Co-occurring Disorders

Co-occurring disorders, or dual diagnosis, refers to having a simultaneous mental health disorder and substance use disorder. It is common for people with addictions to also suffer from depression, anxiety, or more severe mental illnesses such as schizophrenia or bipolar disorder. Research shows that people who use alcohol or other drugs early in life are more likely to have mental or emotional problems. It’s also true that many people with mental illnesses “self-medicate” with alcohol or other drugs to numb emotional pain, relieve anxiety, or quiet their thoughts. In the past, the medical profession treated one disorder first, typically the substance use disorder, before addressing the other. It is now understood that treating both simultaneously leads to better outcomes. Any successful addiction treatment program will include a mental health assessment and treat co-occurring disorders at the same time.

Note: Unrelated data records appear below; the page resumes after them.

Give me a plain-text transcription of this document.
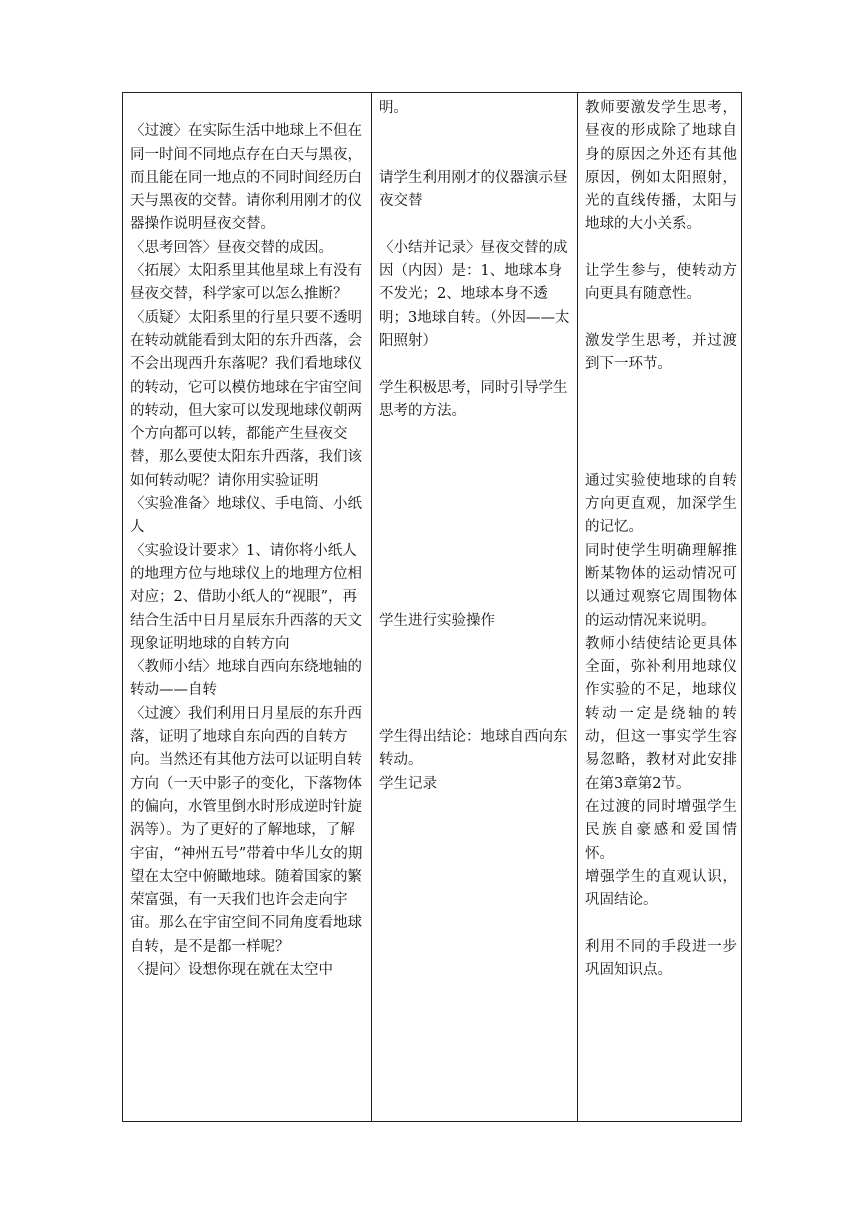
〈过渡〉在实际生活中地球上不但在同一时间不同地点存在白天与黑夜，而且能在同一地点的不同时间经历白天与黑夜的交替。请你利用刚才的仪器操作说明昼夜交替。

〈思考回答〉昼夜交替的成因。

〈拓展〉太阳系里其他星球上有没有昼夜交替，科学家可以怎么推断？

〈质疑〉太阳系里的行星只要不透明在转动就能看到太阳的东升西落，会不会出现西升东落呢？我们看地球仪的转动，它可以模仿地球在宇宙空间的转动，但大家可以发现地球仪朝两个方向都可以转，都能产生昼夜交替，那么要使太阳东升西落，我们该如何转动呢？请你用实验证明

〈实验准备〉地球仪、手电筒、小纸人

〈实验设计要求〉1、请你将小纸人的地理方位与地球仪上的地理方位相对应；2、借助小纸人的“视眼”，再结合生活中日月星辰东升西落的天文现象证明地球的自转方向

〈教师小结〉地球自西向东绕地轴的转动——自转

〈过渡〉我们利用日月星辰的东升西落，证明了地球自东向西的自转方向。当然还有其他方法可以证明自转方向（一天中影子的变化，下落物体的偏向，水管里倒水时形成逆时针旋涡等）。为了更好的了解地球，了解宇宙，“神州五号”带着中华儿女的期望在太空中俯瞰地球。随着国家的繁荣富强，有一天我们也许会走向宇宙。那么在宇宙空间不同角度看地球自转，是不是都一样呢？

〈提问〉设想你现在就在太空中

明。

请学生利用刚才的仪器演示昼夜交替

〈小结并记录〉昼夜交替的成因（内因）是：1、地球本身不发光；2、地球本身不透明；3地球自转。（外因——太阳照射）

学生积极思考，同时引导学生思考的方法。

学生进行实验操作

学生得出结论：地球自西向东转动。

学生记录

教师要激发学生思考，昼夜的形成除了地球自身的原因之外还有其他原因，例如太阳照射，光的直线传播，太阳与地球的大小关系。

让学生参与，使转动方向更具有随意性。

激发学生思考，并过渡到下一环节。

通过实验使地球的自转方向更直观，加深学生的记忆。

同时使学生明确理解推断某物体的运动情况可以通过观察它周围物体的运动情况来说明。

教师小结使结论更具体全面，弥补利用地球仪作实验的不足，地球仪转动一定是绕轴的转动，但这一事实学生容易忽略，教材对此安排在第3章第2节。

在过渡的同时增强学生民族自豪感和爱国情怀。

增强学生的直观认识，巩固结论。

利用不同的手段进一步巩固知识点。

Medication-Assisted Treatment and Maintenance Therapy

Because opioid addictions are so powerful, and because the risk of overdosing after relapse is so high, many in the medical community (including the Hazelden Betty Ford Foundation) are embracing medication-assisted treatment (MAT). Research shows this method to be effective for opioid use disorder. One drug used in MAT is naltrexone. Naltrexone is an opioid receptor blocker that is injected once a month to prevent opioids from producing a high. It has been shown to keep people on track in their treatment and to reduce cravings. Because naltrexone can’t be used to get high, there’s no risk of it being diverted for sale on the street. Another drug being used is Suboxone, which is a formulation of buprenorphine/naloxone. This is a daily medication that helps reduce cravings and relapse and has been shown to improve treatment results. Suboxone may be diverted for sale on the street, but mainly is used to treat withdrawal symptoms. Methadone is often used in what’s called maintenance therapy. A synthetic opioid typically taken as a pill or liquid, methadone blocks other opioids from acting on the opioid receptors in the brain. At the same time, it prevents the difficult withdrawal symptoms that often accompany cessation of the drug. Patients report to a clinic or treatment center for a daily dose of methadone, and the dosage is calibrated to allow them to continue their daily work and life routine without cravings and without get- ting high. Methadone does have street value, so its access is highly regulated.